Group says coal production may increase train traffic – Bozeman Daily Chronicle, April 3, 2012

April 3, 2012

Categories: Coal, Events, Member news, News, Northern Plains Resource Council

Chronicle Staff Writer

Today, an average of 15 trains pass through Bozeman every 24 hours.

In the future, another 40 trains may be added, said Beth Kaeding of the Northern Plains Resource Council, a conservation group based in Billings.

Increased sales of Wyoming and Montana coal from the Powder River Basin to Asian markets will result in more trains traveling from the basin to Northwest seaports, Kaeding said.

“So, what that means for Bozeman, and all the towns around the rail lines, is that coal train traffic is going to significantly increase,” she said.

Northern Plains has been holding conferences in cities across the state to discuss the issue.

However, Lynda Frost, spokeswoman for Montana Rail Link, which operates the railroad through Bozeman, said MRL isn’t expecting a significant increase in coal trains any time soon.

“Taking into consideration that there are a number of factors involved that could result in an increase in coal traffic, it could easily take as long as 10 years before a notable increase in coal traffic could be seen,” Frost wrote in an email to the Chronicle.

In Bozeman, rail lines run under Interstate 90 across North Rouse Avenue and past homes and businesses north of Front Street. The tracks pass the Village Downtown condominiums before heading out of town.

The railroad “is the northern boundary of our neighborhood,” said Chris Nixon, president of the Northeast Neighborhood Association, which represents about 1,300 homes and businesses.

Nixon said it seems like there has already been an increase in train traffic.

Kaeding said coal companies working in the Powder River Basin plan to ship 110 million tons of coal to Asia by 2015 if enough coal export facilities are built on the West Coast.

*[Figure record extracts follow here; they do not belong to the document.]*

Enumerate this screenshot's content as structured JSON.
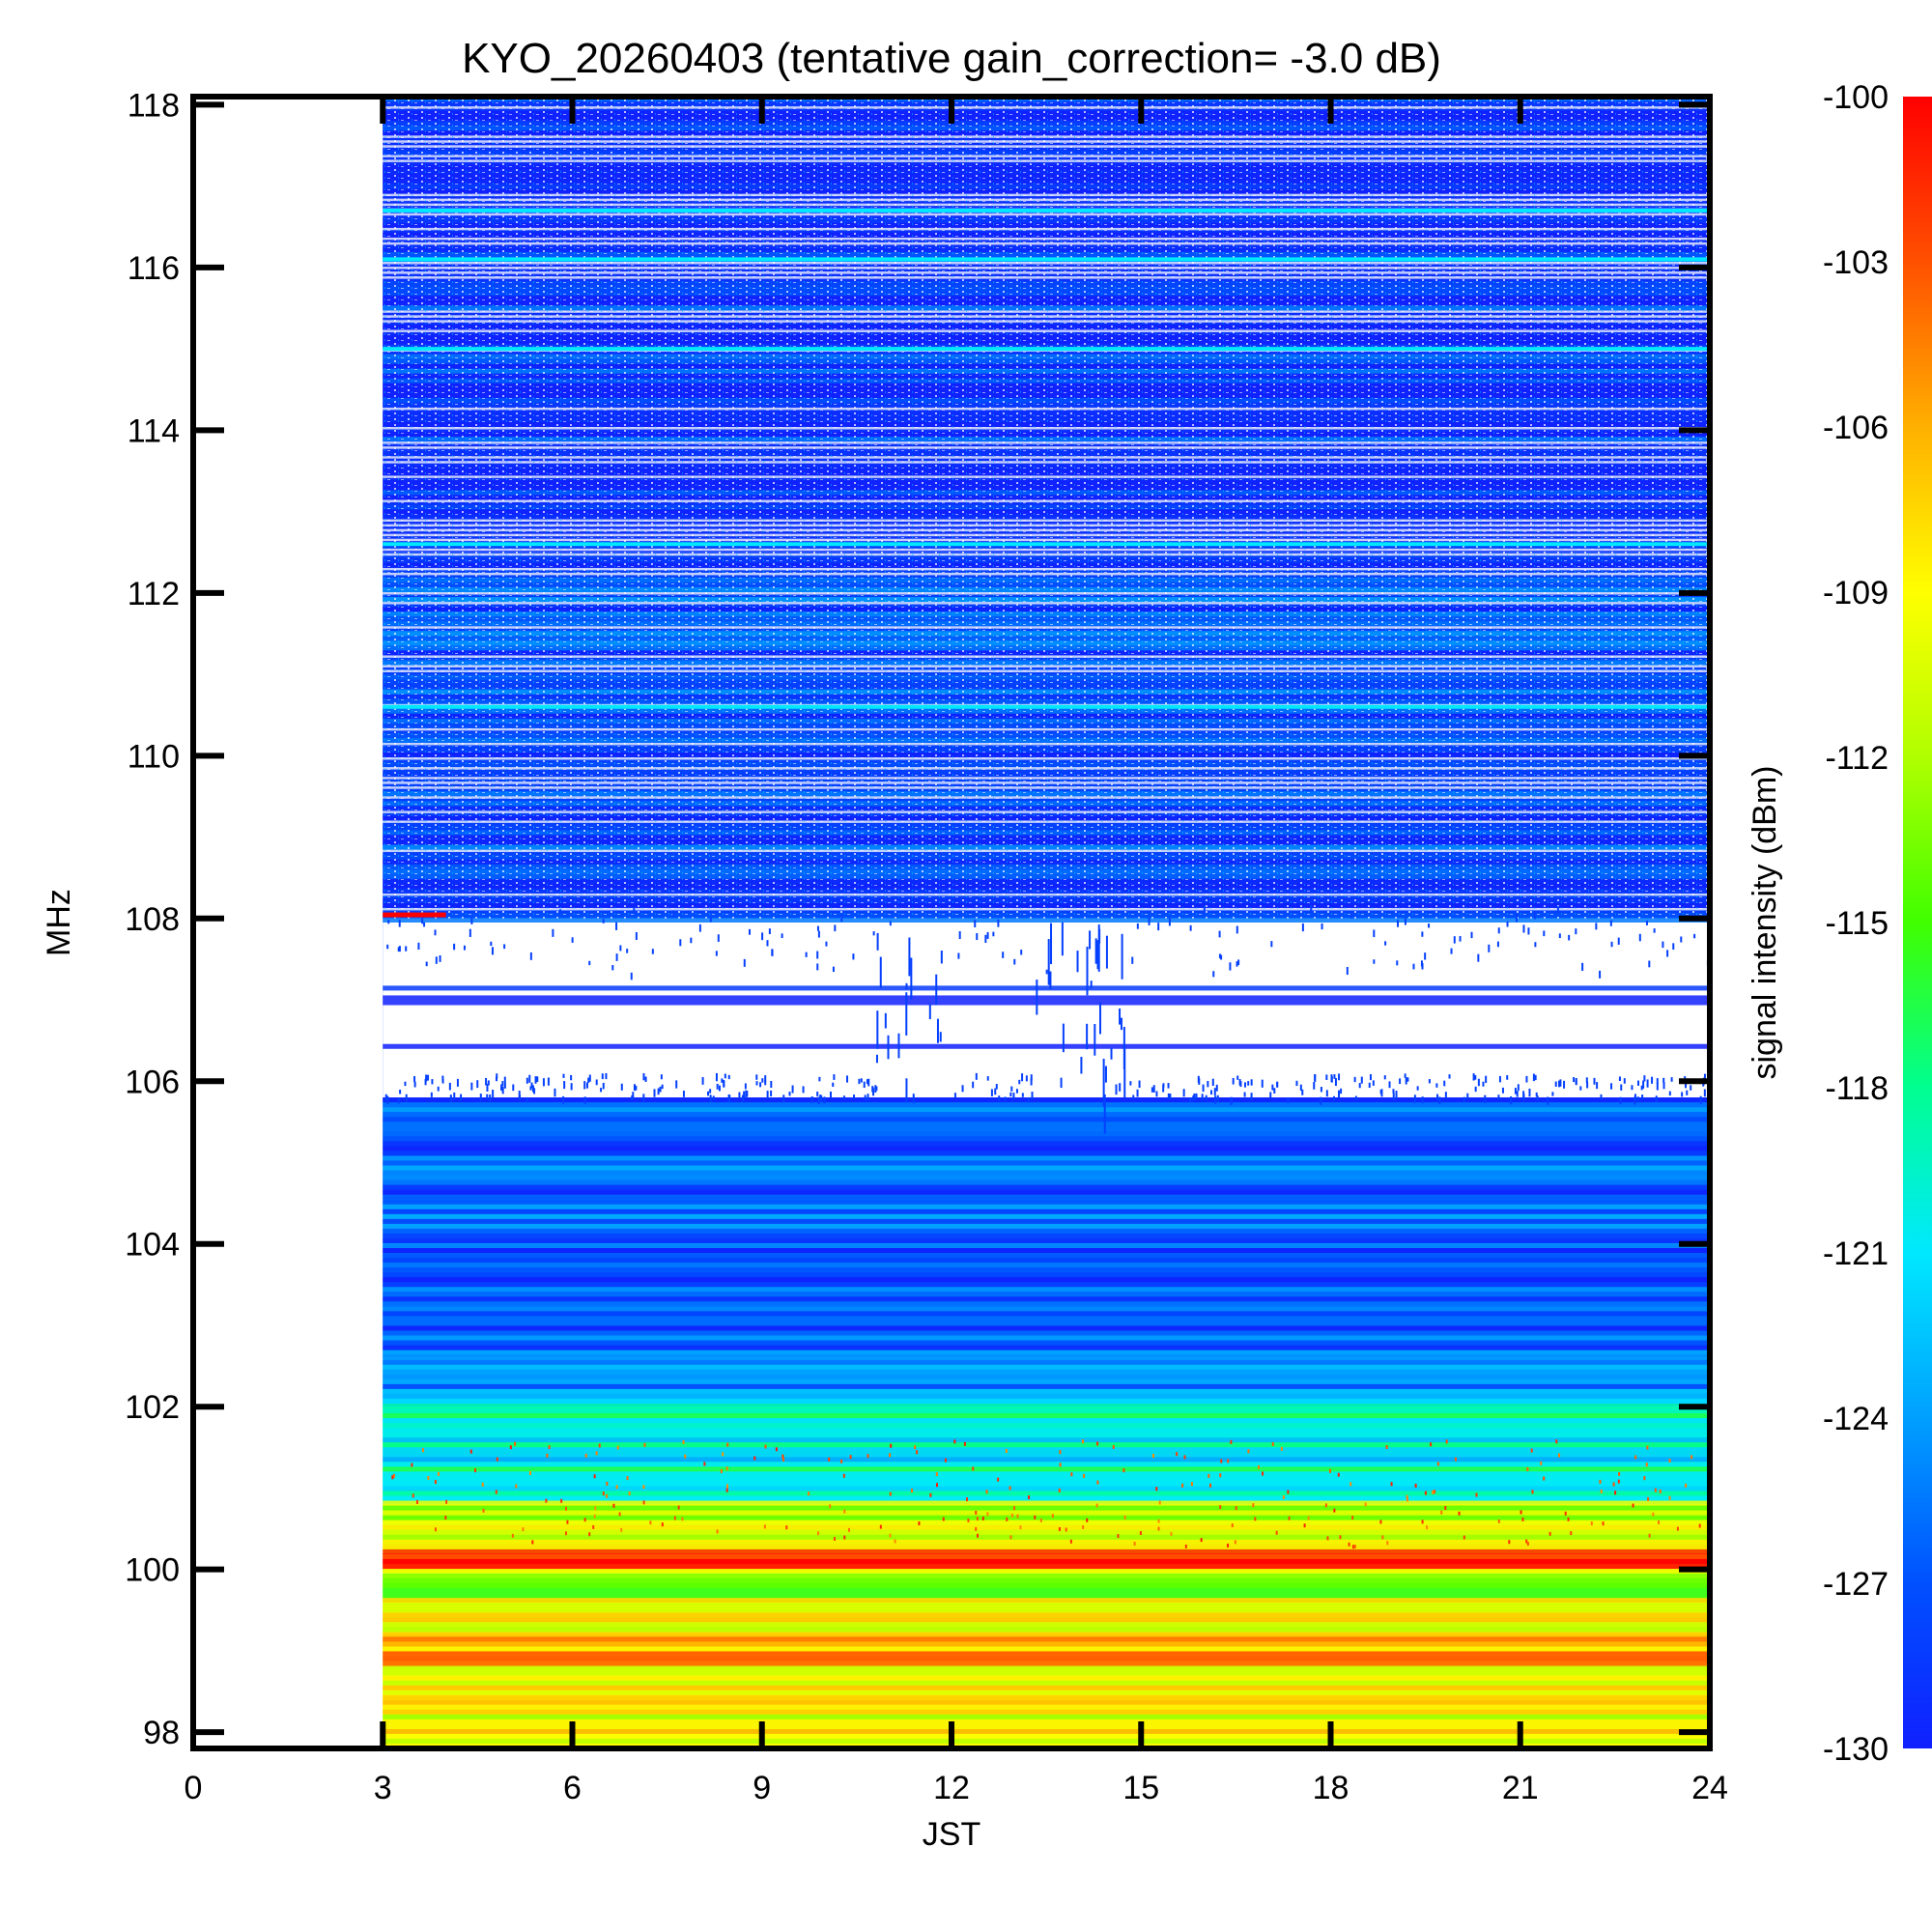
{
  "chart_data": {
    "type": "heatmap",
    "title": "KYO_20260403 (tentative gain_correction= -3.0 dB)",
    "xlabel": "JST",
    "ylabel": "MHz",
    "colorbar_label": "signal intensity (dBm)",
    "xlim": [
      0,
      24
    ],
    "ylim": [
      97.8,
      118.1
    ],
    "x_ticks": [
      "0",
      "3",
      "6",
      "9",
      "12",
      "15",
      "18",
      "21",
      "24"
    ],
    "y_ticks": [
      "98",
      "100",
      "102",
      "104",
      "106",
      "108",
      "110",
      "112",
      "114",
      "116",
      "118"
    ],
    "colorbar_ticks": [
      "-100",
      "-103",
      "-106",
      "-109",
      "-112",
      "-115",
      "-118",
      "-121",
      "-124",
      "-127",
      "-130"
    ],
    "colorbar_range": [
      -130,
      -100
    ],
    "colormap": [
      "#1020ff",
      "#0050ff",
      "#00a0ff",
      "#00e8ff",
      "#00ff90",
      "#40ff00",
      "#b0ff00",
      "#ffff00",
      "#ffb000",
      "#ff5000",
      "#ff0000"
    ],
    "data_start_jst": 3,
    "data_end_jst": 24,
    "bands": [
      {
        "f_start": 97.8,
        "f_end": 98.3,
        "mean_dbm": -110
      },
      {
        "f_start": 98.3,
        "f_end": 98.8,
        "mean_dbm": -109
      },
      {
        "f_start": 98.8,
        "f_end": 99.2,
        "mean_dbm": -106
      },
      {
        "f_start": 99.2,
        "f_end": 99.6,
        "mean_dbm": -110
      },
      {
        "f_start": 99.6,
        "f_end": 100.0,
        "mean_dbm": -113
      },
      {
        "f_start": 100.0,
        "f_end": 100.2,
        "mean_dbm": -101
      },
      {
        "f_start": 100.2,
        "f_end": 100.8,
        "mean_dbm": -111
      },
      {
        "f_start": 100.8,
        "f_end": 101.4,
        "mean_dbm": -120
      },
      {
        "f_start": 101.4,
        "f_end": 102.0,
        "mean_dbm": -119
      },
      {
        "f_start": 102.0,
        "f_end": 102.6,
        "mean_dbm": -124
      },
      {
        "f_start": 102.6,
        "f_end": 103.3,
        "mean_dbm": -127
      },
      {
        "f_start": 103.3,
        "f_end": 104.0,
        "mean_dbm": -128
      },
      {
        "f_start": 104.0,
        "f_end": 104.6,
        "mean_dbm": -126
      },
      {
        "f_start": 104.6,
        "f_end": 105.8,
        "mean_dbm": -127
      },
      {
        "f_start": 105.8,
        "f_end": 108.0,
        "mean_dbm": -129
      },
      {
        "f_start": 108.0,
        "f_end": 112.5,
        "mean_dbm": -128
      },
      {
        "f_start": 112.5,
        "f_end": 118.1,
        "mean_dbm": -129
      }
    ],
    "grid": false,
    "legend": "colorbar-right"
  }
}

The Powder River Basin is one of the largest coal reserves in the world. And while coal use is declining in power plants in the United States, countries like China are using more and more of the fossil fuel, Kaeding said.

She said more trains rumbling through Bozeman would mean more pollution from diesel fumes and coal dust, increased traffic congestion, delays in emergency response and additional noise. Each coal train consists of 120 to 125 cars and stretches more than a mile long, Kaeding said.

Addressing some of Kaeding’s concerns, Frost said noise from more trains would be minimal because the trains travel at 60 mph. And Frost said coal dust has been reduced by 85 percent by using a modified loading chute and applying a surfactant to wet the surface of the coal.

Northern Plains will hold a public informational meeting on the issue at 7 p.m. April 26 in the large conference room at the Bozeman Public Library.

Panelists will include Kaeding; Clint McRae, a landowner near Colstrip who will talk about the impacts to the land and agriculture; Dr. Richard Damon, a retired doctor who will talk about health concerns; and Public Service Commissioner John Vincent, who will talk about alternative energy solutions.

Kaeding is also scheduled to present information to the Bozeman City Commission on April 16. And she will talk to members of the Northeast Neighborhood Association from 7 p.m. to 9 p.m. April 18 at City Hall.